Protocol Comparison

MCP vs A2A vs Function Calling

A side-by-side comparison of the three foundational protocols for AI integration. Understand the differences, complementary strengths, and when to use each.

FeatureMCPA2AFunction Calling
CreatorAnthropicGoogleOpenAI (industry-wide)
Year202420252023
Primary PurposeConnect models to tools and data sourcesEnable agent-to-agent communicationEnable models to invoke external functions
TransportJSON-RPC 2.0 over stdio or HTTP+SSEHTTP with JSON, SSE for streamingHTTP API (provider-specific)
DirectionModel → Tools (vertical integration)Agent ↔ Agent (horizontal integration)Model → Application → Function
DiscoveryServer capability negotiation at connectionAgent Cards (JSON at well-known URLs)Developer-defined tool schemas in API call
Core AbstractionTools, Resources, PromptsTasks, Messages, ArtifactsFunctions with JSON Schema parameters
Streaming SupportSSE for remote transportSSE for task progress updatesProvider SSE for response streaming
Ecosystem SizeLarge (hundreds of servers, many clients)Growing (early adoption phase)Ubiquitous (all major providers)
ComplexityMedium (protocol + server implementation)Medium-High (agent lifecycle management)Low (JSON Schema + handler)
Best ForConnecting a model to databases, APIs, dev toolsMulti-agent workflows, cross-framework collaborationSimple tool integrations, structured extraction
Open SpecificationYes (open standard)Yes (open standard)De facto standard (provider APIs converging)

When to Use Each Protocol

Use MCP when you need to connect a model to external tools and data

MCP is the right choice when your AI application needs to interact with databases, file systems, APIs, development tools, or cloud services. It provides a standardized, composable way to give models access to external capabilities without building custom integrations for each tool.

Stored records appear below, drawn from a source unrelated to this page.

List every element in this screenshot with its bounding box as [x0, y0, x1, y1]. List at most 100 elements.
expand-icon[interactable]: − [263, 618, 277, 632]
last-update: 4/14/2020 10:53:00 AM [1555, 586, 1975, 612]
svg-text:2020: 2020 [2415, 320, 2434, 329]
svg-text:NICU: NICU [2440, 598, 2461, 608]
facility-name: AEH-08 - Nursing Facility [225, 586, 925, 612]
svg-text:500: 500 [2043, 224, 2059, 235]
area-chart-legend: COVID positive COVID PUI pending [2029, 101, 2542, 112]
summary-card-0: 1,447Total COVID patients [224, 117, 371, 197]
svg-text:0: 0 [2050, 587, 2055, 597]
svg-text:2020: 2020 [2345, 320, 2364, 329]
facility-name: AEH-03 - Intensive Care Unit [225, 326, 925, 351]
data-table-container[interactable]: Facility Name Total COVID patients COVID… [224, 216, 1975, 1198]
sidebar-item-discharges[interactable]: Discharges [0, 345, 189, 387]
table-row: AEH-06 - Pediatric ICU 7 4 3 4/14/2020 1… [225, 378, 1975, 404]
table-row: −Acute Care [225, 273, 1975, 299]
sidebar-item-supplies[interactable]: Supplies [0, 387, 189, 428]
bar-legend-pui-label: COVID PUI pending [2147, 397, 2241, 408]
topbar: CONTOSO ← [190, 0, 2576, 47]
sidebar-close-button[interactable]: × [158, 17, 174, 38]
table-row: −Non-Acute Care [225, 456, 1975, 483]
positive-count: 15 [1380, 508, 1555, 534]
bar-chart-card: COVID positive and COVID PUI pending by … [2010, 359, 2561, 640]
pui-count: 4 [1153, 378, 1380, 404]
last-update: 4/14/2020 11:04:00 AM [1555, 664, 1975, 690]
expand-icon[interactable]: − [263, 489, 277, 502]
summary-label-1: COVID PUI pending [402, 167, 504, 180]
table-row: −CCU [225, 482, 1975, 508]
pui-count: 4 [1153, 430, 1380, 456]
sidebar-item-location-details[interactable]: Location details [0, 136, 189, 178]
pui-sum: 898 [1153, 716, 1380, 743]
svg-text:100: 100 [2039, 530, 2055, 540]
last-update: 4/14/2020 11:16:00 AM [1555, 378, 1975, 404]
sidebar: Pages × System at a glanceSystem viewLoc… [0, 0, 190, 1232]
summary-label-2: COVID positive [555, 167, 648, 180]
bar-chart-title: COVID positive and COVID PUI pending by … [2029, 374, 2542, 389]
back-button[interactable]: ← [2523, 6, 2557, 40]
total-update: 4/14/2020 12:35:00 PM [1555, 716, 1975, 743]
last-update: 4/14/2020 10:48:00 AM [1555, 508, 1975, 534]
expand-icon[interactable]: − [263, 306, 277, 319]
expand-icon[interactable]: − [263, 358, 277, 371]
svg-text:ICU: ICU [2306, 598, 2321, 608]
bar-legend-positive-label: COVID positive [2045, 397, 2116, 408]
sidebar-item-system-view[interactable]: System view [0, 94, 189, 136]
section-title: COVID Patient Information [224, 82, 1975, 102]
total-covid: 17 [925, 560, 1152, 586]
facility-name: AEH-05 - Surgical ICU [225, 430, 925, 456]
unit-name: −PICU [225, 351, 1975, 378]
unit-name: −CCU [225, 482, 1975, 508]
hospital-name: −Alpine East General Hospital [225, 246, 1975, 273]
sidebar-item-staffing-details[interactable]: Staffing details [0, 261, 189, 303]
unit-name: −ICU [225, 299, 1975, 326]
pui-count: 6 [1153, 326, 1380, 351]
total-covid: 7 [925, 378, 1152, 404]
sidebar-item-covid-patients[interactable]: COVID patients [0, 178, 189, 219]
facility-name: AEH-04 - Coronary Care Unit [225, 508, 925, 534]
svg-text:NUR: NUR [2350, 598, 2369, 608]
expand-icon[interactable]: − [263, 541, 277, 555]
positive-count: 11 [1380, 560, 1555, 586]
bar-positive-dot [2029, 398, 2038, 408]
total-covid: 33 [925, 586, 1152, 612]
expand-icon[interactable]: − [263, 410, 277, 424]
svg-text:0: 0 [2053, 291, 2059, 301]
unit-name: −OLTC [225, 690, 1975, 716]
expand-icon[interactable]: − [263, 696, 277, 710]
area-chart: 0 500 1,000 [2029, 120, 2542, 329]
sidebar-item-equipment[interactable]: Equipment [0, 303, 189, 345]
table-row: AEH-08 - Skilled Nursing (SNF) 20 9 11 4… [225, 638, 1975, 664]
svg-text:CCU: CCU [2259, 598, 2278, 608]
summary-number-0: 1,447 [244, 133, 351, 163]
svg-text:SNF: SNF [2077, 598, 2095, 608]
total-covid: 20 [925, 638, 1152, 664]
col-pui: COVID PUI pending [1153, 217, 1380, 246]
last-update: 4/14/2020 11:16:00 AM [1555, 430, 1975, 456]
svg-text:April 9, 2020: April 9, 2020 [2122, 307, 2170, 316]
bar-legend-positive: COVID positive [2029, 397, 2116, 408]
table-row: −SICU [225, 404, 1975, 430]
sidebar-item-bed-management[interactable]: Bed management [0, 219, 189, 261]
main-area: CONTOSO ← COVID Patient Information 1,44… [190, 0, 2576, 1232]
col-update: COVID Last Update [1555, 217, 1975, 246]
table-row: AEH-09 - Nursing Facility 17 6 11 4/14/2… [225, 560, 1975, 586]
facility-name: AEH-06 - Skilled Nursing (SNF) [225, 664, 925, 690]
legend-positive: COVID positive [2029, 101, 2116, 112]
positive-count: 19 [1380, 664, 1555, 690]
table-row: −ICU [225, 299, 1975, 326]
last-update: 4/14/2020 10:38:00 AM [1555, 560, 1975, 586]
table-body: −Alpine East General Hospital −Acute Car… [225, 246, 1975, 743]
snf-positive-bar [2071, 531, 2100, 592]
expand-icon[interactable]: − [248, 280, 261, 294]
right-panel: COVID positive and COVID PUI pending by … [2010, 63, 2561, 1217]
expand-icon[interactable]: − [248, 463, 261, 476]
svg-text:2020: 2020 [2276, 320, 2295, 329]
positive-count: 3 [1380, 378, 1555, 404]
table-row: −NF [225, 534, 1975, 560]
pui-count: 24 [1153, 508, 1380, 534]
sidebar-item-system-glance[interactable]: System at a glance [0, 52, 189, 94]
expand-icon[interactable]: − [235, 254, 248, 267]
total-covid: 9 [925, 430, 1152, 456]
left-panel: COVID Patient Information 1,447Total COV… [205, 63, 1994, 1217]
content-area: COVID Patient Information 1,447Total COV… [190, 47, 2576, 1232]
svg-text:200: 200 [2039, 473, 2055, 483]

Choose MCP when you want your integration to work across multiple AI applications (Claude Desktop, Cursor, custom apps), when you need the security and lifecycle management that the protocol provides, or when you want to contribute a tool to the broader ecosystem that any MCP-compatible application can use.

MCP is less suitable for agent-to-agent communication (use A2A) or for simple one-off function calls that do not need the full protocol infrastructure (use function calling directly).

Use A2A when you need agents to collaborate across boundaries

A2A is the right choice when you have multiple autonomous agents that need to discover each other, delegate tasks, and exchange results -- especially when those agents are built on different frameworks, powered by different models, or operated by different teams or organizations.

Choose A2A when building multi-agent workflows with specialized roles (research, coding, review), when enabling cross-organization agent collaboration, or when building agent marketplaces where diverse agents need a common communication protocol.

A2A is less suitable for connecting a single model to its tools (use MCP) or for basic API integrations that do not involve autonomous agent behavior (use function calling).

Use Function Calling for direct, simple tool integrations

Function calling is the right choice for straightforward integrations where a model needs to call specific functions -- looking up data, performing calculations, making API requests, or extracting structured data from text. It is the simplest path from natural language to programmatic action.

Choose function calling when you are building within a single application context, when the set of tools is small and well-defined, when you need structured data extraction (treating the output schema as a "function"), or when you are prototyping and want the fastest path to tool use.

Function calling is less suitable when you need cross-application tool sharing (use MCP) or when you need autonomous agent collaboration (use A2A). However, function calling is the underlying mechanism that both MCP and A2A build upon -- understanding it is essential regardless of which higher-level protocol you use.

How They Work Together

These three protocols are not competitors -- they are complementary layers of an emerging AI protocol stack. Function calling is the foundational mechanism: the way models express intent to invoke tools. MCP builds on this by standardizing how tools are discovered, described, and managed across applications. A2A builds on top of both by enabling the autonomous agents that use MCP-connected tools to collaborate with each other.

In a fully realized system, an AI agent might use function calling internally to invoke tools, connect to those tools through MCP servers (a database server, a code analysis server, a search server), and coordinate with other specialized agents through A2A (delegating research to a research agent, code generation to a coding agent).

The key insight is choosing the right level of abstraction for your needs. Start with function calling for simple integrations. Adopt MCP when you need standardized, portable tool connectivity. Adopt A2A when you need multi-agent orchestration. Many production systems will use all three protocols simultaneously, each at its appropriate layer.